The California law could become the basis for other state or federal design codes, or could even encourage platforms to proactively change their services across the country, in part due to the difficulty of applying different standards based on the location.

The bill echoes a recent design code in Britain that sought to create baselines to protect children on the internet. Federal lawmakers like Sen. Ed Markey, D-Mass., have praised the British design code and suggested its principles should be extended to the United States

The idea of ​​requiring design safeguards became a particularly hot topic in Congress late last year when former Facebook employee Frances Haugen testified on internal documents she exposed that showed the company was aware of how its products could harm the mental health of children. Facebook said it was working hard to protect user safety and that the documents Haugen revealed lacked critical context.
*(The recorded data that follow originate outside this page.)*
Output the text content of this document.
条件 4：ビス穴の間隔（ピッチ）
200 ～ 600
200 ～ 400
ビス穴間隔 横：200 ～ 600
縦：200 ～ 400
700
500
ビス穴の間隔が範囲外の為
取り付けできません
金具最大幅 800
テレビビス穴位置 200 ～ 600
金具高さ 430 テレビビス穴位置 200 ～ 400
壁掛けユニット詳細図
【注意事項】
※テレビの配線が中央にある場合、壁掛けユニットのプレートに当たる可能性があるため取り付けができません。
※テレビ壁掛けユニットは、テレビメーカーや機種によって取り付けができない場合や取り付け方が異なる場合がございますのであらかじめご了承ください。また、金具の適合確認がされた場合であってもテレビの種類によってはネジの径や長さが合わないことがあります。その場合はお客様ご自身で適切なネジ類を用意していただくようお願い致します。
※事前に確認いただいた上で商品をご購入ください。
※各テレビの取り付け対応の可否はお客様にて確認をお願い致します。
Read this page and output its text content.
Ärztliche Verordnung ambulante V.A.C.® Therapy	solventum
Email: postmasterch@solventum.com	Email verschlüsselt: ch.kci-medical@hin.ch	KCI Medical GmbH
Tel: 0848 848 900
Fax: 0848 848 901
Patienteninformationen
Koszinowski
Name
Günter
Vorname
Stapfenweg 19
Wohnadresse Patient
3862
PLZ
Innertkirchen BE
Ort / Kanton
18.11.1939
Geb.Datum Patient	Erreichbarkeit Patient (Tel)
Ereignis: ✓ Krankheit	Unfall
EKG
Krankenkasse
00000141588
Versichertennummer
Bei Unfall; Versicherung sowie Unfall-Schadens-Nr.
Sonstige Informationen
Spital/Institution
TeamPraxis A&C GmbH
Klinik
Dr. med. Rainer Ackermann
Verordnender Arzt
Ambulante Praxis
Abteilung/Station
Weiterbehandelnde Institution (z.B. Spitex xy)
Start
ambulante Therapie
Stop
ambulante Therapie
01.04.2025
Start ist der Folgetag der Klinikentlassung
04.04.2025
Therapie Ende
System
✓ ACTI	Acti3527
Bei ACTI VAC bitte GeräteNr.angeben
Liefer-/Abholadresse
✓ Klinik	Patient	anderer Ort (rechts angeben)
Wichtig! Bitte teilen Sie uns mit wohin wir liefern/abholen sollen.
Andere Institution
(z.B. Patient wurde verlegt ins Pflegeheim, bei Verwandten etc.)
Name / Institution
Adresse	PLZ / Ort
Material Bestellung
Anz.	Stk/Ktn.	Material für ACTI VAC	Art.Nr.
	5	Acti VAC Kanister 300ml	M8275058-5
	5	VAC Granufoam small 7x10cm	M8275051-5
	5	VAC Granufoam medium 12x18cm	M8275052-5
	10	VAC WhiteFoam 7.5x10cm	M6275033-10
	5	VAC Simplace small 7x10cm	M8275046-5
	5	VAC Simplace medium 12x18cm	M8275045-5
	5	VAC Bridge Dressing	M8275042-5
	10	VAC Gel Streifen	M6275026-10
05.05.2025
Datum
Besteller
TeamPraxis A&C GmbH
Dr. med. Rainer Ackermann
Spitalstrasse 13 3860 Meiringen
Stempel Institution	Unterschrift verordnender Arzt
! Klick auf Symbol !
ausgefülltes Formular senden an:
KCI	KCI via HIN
Groups advocating for stronger internet safeguards for children, such as Common Sense Media, welcomed the Senate’s passage of the law.

In a statement, CEO Jim Steyer called it “a monumental step toward protecting California’s children online.”

Accountable Tech, a group that has backed federal antitrust legislation targeting Big Tech platforms, also welcomed the bill’s progress.

“If enacted, this landmark legislation would represent a sea change in the fight for online privacy,” co-founder and executive director Nicole Gill said in a statement.

But others have expressed concerns about the bill.

Eric Goldman, a professor at Santa Clara University School of Law, warned in a editorial earlier this month that the bill’s requirements that platforms seek to assess users’ age to serve them appropriate content, while well-intentioned, could be too intrusive and undermine efforts to offer more confidentiality to these users.

TechNet, an industry group funded by technology companies including Amazon, Apple, Google and Meta, raised concerns about the bill. (Comcastthe owner of CNBC parent company NBCUniversal, is also a TechNet member).

“While this bill has improved, we remain concerned about its unintended consequences in California and across the country,” said the group’s California executive director, Dylan Hoffman. Axios.